By Luis DeLoureiro
Cold, Hard Football Facts Waterboy
T minus two days until the kick-off of the 2011 NFL season. Many players are entering the season with statistical milestones within their grasps. Today’s Waterboy looks at some of the thresholds that could be achieved by quarterbacks in 2011.
Tony Romo, Ben Roethlisberger and Philip Rivers are in a dead heat for the fourth-best career Yards Per Attempt (YPA) average. And, since the top three of all-time (Hall of Famers Otto Graham, Sid Luckman and Norm Van Brocklin) all retired before 1961, they are competing for the best YPA of the last 50 years.
Romo enters the season as the active leader with a YPA of 8.043. Big Ben (8.036) and Rivers (8.009) are nipping at his heals.
Speaking of YPA, Rivers is looking to be only the third player ever to lead the league in YPA for four consecutive seasons. He would join Steve Young as the only players to achieve this feat four years in a row (1991 – 1994). Sid Luckman led the league five consecutive seasons (1939 – 1943).
If Donovan McNabb can keep Christian Ponder off the field this year, he has an outside chance to be the 13th QB to pass for 40,000 yards. He needs 3,750 yards to get there.

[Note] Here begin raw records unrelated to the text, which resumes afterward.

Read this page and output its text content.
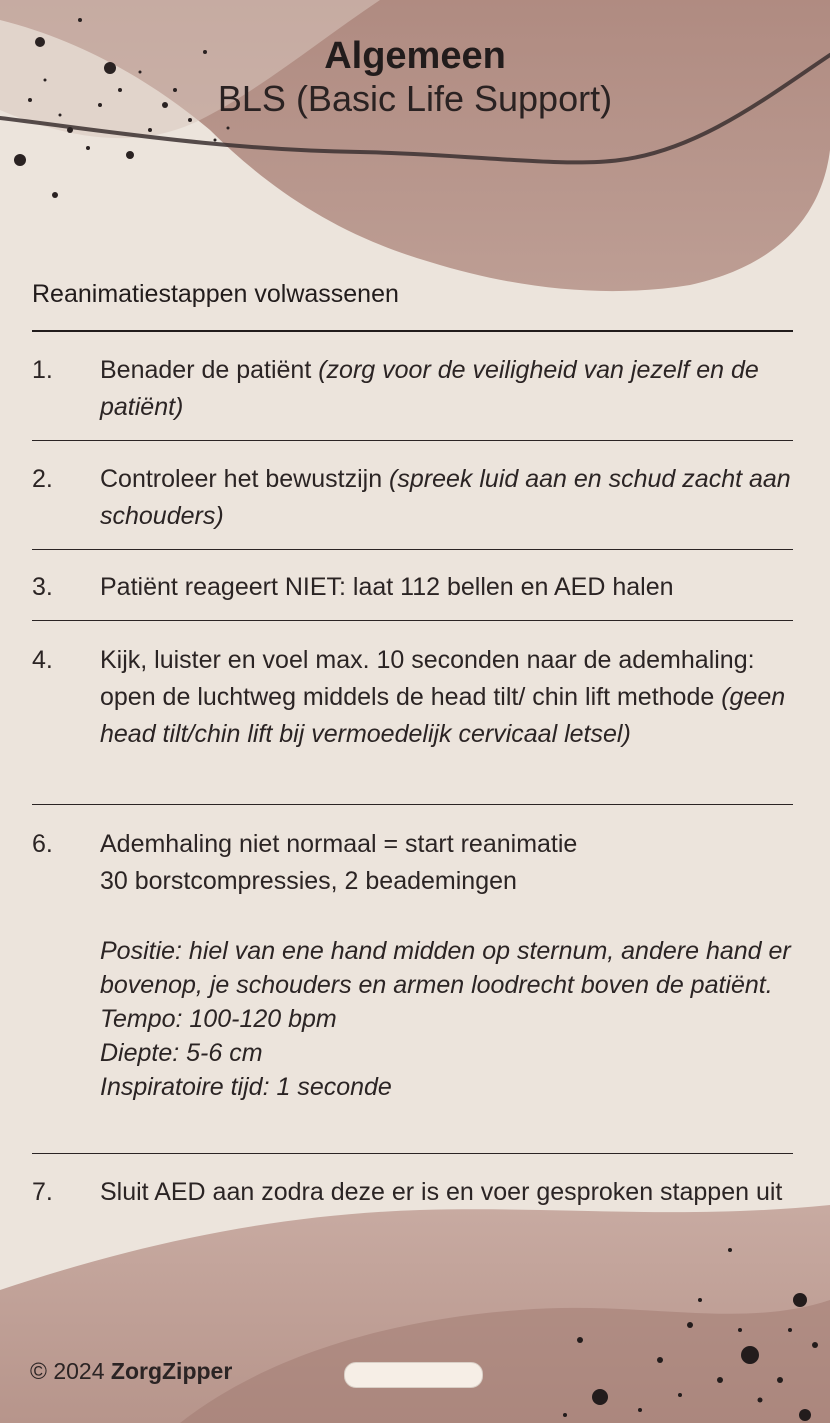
Algemeen
BLS (Basic Life Support)
Reanimatiestappen volwassenen
1.	Benader de patiënt (zorg voor de veiligheid van jezelf en de patiënt)
2.	Controleer het bewustzijn (spreek luid aan en schud zacht aan schouders)
3.	Patiënt reageert NIET: laat 112 bellen en AED halen
4.	Kijk, luister en voel max. 10 seconden naar de ademhaling: open de luchtweg middels de head tilt/ chin lift methode (geen head tilt/chin lift bij vermoedelijk cervicaal letsel)
6.	Ademhaling niet normaal = start reanimatie
30 borstcompressies, 2 beademingen
Positie: hiel van ene hand midden op sternum, andere hand er bovenop, je schouders en armen loodrecht boven de patiënt.
Tempo: 100-120 bpm
Diepte: 5-6 cm
Inspiratoire tijd: 1 seconde
7.	Sluit AED aan zodra deze er is en voer gesproken stappen uit
© 2024 ZorgZipper
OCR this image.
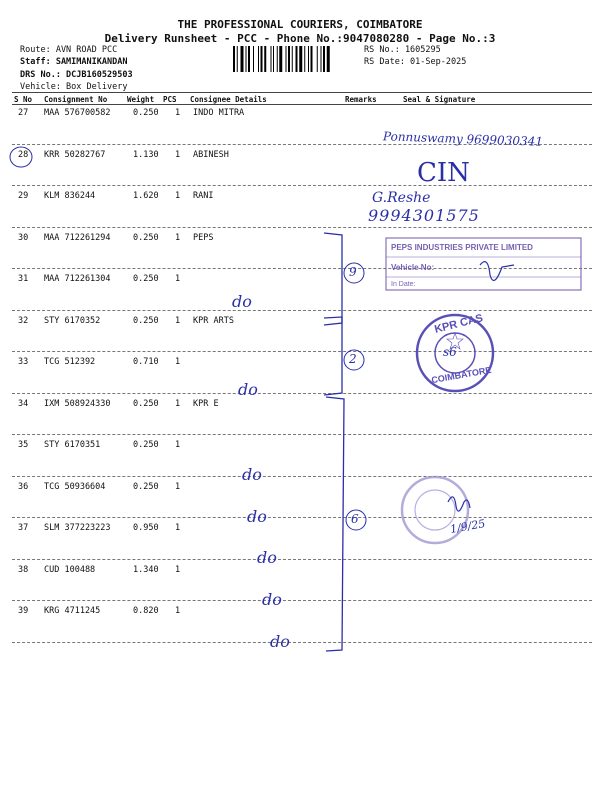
THE PROFESSIONAL COURIERS, COIMBATORE
Delivery Runsheet - PCC - Phone No.:9047080280 - Page No.:3
Route: AVN ROAD PCC
Staff: SAMIMANIKANDAN
DRS No.: DCJB160529503
Vehicle: Box Delivery
RS No.: 1605295
RS Date: 01-Sep-2025
S No Consignment No	Weight PCS Consignee Details	Remarks	Seal & Signature
27 MAA 576700582	0.250 1 INDO MITRA
28 KRR 50282767	1.130 1 ABINESH
29 KLM 836244	1.620 1 RANI
30 MAA 712261294	0.250 1 PEPS
31 MAA 712261304	0.250 1
32 STY 6170352	0.250 1 KPR ARTS
33 TCG 512392	0.710 1
34 IXM 508924330	0.250 1 KPR E
35 STY 6170351	0.250 1
36 TCG 50936604	0.250 1
37 SLM 377223223	0.950 1
38 CUD 100488	1.340 1
39 KRG 4711245	0.820 1
Ponnuswamy 9699030341
CIN
G.Reshe
9994301575
9
2
6
do
do
do
do
do
do
do
PEPS INDUSTRIES PRIVATE LIMITED
Vehicle No:
In Date:
KPR CAS
COIMBATORE
s6
1/9/25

40,000 is significant because every QB who has reached the threshold and is eligible has been inducted into the Hall of Fame. Of course, the three most recent players to join the 40,000 club – Drew Bledsoe, Kerry Collins and Vinny Testaverde – will only reach the HOF if a zombie apocalypse overtakes Canton.
It would take an outstanding season, but Drew Brees could also reach 40,000 yards this season. He needs to throw for almost 4,800 yards to get there.
Even if he doesn’t reach 40,000 yards, Brees will almost definitely make a significant move up the all-time list of all-time leaders in passing yards. He’s currently 17th with 35,266 yards. Barring injury, in 2011 he should pass Jim Kelly (35,467 yards), Boomer Esiason (37,920) and Dave Krieg (38,147) to get to 14th place. He could get to 13th if he surpasses McNabb along the way.
Tom Brady will probably have to wait until 2012 to get to 40,000 yards. But, like Brees, he should make a significant move up the list. Brady, who is currently 19th on the list, will almost certainly pass Jim Everett (34,837), Kelly, Esiason and Krieg. For what it’s worth, he could also jump ahead of Brees if he out-produces him by a little over 500 yards.
If Kerry Collins gets significant playing time, the suicide rate in Indianapolis will reach record levels. It would also give Collins (40,441 yards) the opportunity to leap over Joe Montana (40,551) and Dan Fouts (43,040) into ninth place all-time.
With his first touchdown pass, Peyton Manning will become the third player to throw 400 TDs in his career. Brett Favre (508) and Dan Marino (420) are the only players with more.
Tom Brady is currently 10th all-time in TD passes with 261. He needs 39 TDs to get to 400, and he has a very realistic chance of moving all the way to sixth place on the list. He needs 12 to catch Montana (273); 14 to catch Testaverde (275); 29 to reach Unitas (290) and 30 to tie Moon for sixth place.
Brees is currently 21st with 235 TD passes. But, if he surpasses 30 TDs – which he’s done each of the last three years – he will move into 11th place. If he throws 39 TDs, he’ll pass Joe Montana and take sole possession of 10th.
Further down the all-time lists, some of the younger QBs are starting to make noise.
Eli Manning has 156 TD passes – good for 66th. But, if he throws 30 TDs in 2011 (he threw 31 in 2010), he’ll be on the cusp of the top 40. Another 4,000 yard season will put him in the top 55 all-time. He currently stands at 22,646 yards and will pass his dad Archie (currently 66th with 23,911) sometime in the first half of the season. ... Ben Roethlisberger is neck in neck with Eli in passing yards (22,502), but is 12 TDs behind. ... And Carson Palmer? Never mind.